Still, I practice balancing on the concrete wall
that divides the Motel from the grocery.
I walk-leap-walk and kick, then spin without falling
into the parking lot (automatic deduction)
and finally dismount, hands to the sky in victory.

Mom will wonder where I am if I’m late
getting in and I’m sure everyone wants
to eat, so I go home when the sky turns
streaked. And when I walk in, the coffee
pot is already on. It’s filling with water
as the crushed ramen noodles spin past
one another, competing for space in their
cramped chamber. But ramen are used to this.

I sit next to my brother on our bed.
We are putting peanut butter on bread. I
remember when we had a fridge and ate
butter. Peanut butter and butter was almost
as good as Kraft macaroni and cheese. And I wonder
if mom could boil noodles in our coffee pot
and if we could use powdered milk (and skip
the butter) if it would taste at all the same

as the dinner I loved.
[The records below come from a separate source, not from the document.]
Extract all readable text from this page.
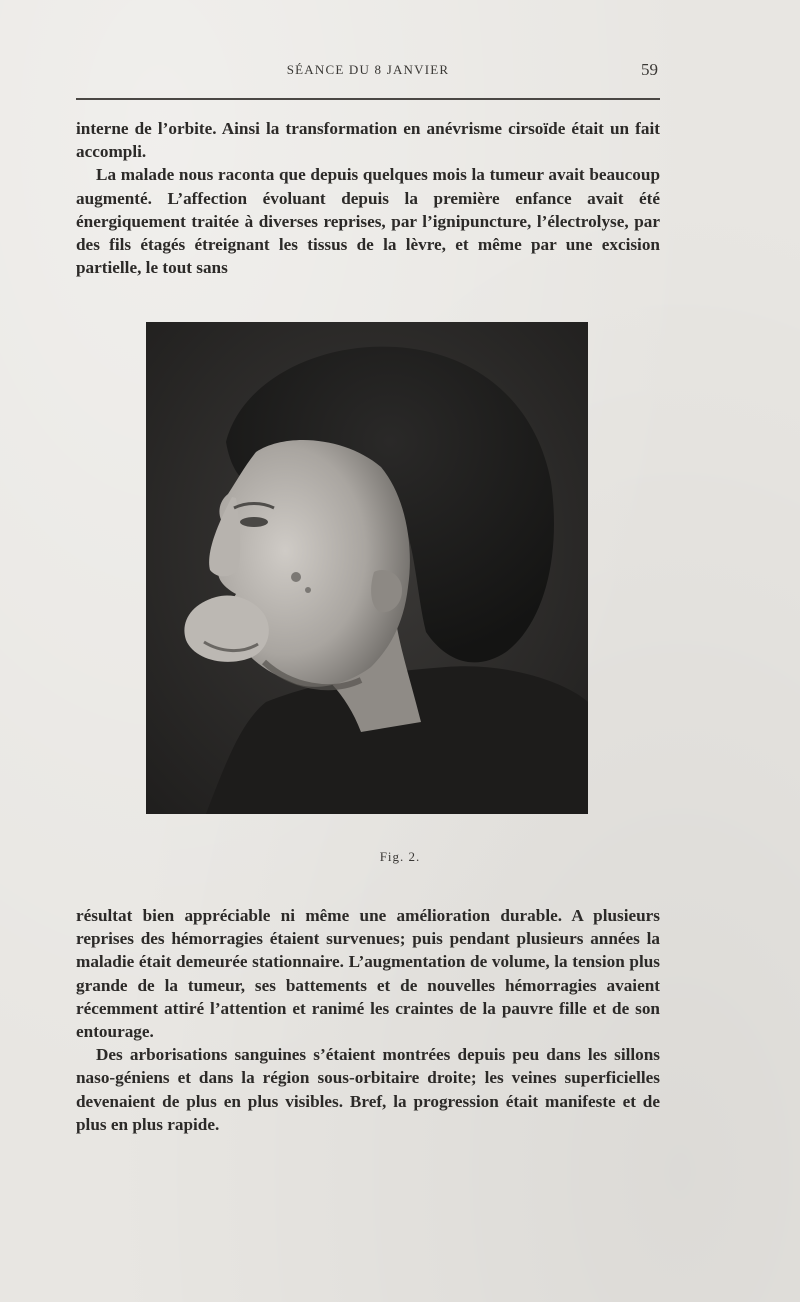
SÉANCE DU 8 JANVIER	59

interne de l’orbite. Ainsi la transformation en anévrisme cirsoïde était un fait accompli.

La malade nous raconta que depuis quelques mois la tumeur avait beaucoup augmenté. L’affection évoluant depuis la première enfance avait été énergiquement traitée à diverses reprises, par l’ignipuncture, l’électrolyse, par des fils étagés étreignant les tissus de la lèvre, et même par une excision partielle, le tout sans

Fig. 2.

résultat bien appréciable ni même une amélioration durable. A plusieurs reprises des hémorragies étaient survenues; puis pendant plusieurs années la maladie était demeurée stationnaire. L’augmentation de volume, la tension plus grande de la tumeur, ses battements et de nouvelles hémorragies avaient récemment attiré l’attention et ranimé les craintes de la pauvre fille et de son entourage.

Des arborisations sanguines s’étaient montrées depuis peu dans les sillons naso-géniens et dans la région sous-orbitaire droite; les veines superficielles devenaient de plus en plus visibles. Bref, la progression était manifeste et de plus en plus rapide.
When Hurricane Gilbert came
we had to move across the street to another motel
that didn’t want a maid. Mom got a hot plate and
cooked sandwiches and we weren’t to watch TV
all day anymore. So I practiced twirling around
the stairs, jumping into the air like a gymnast on uneven bars.
And as the wind picked up, I felt myself grow lighter
until eventually I could lift my body into the sky in victory.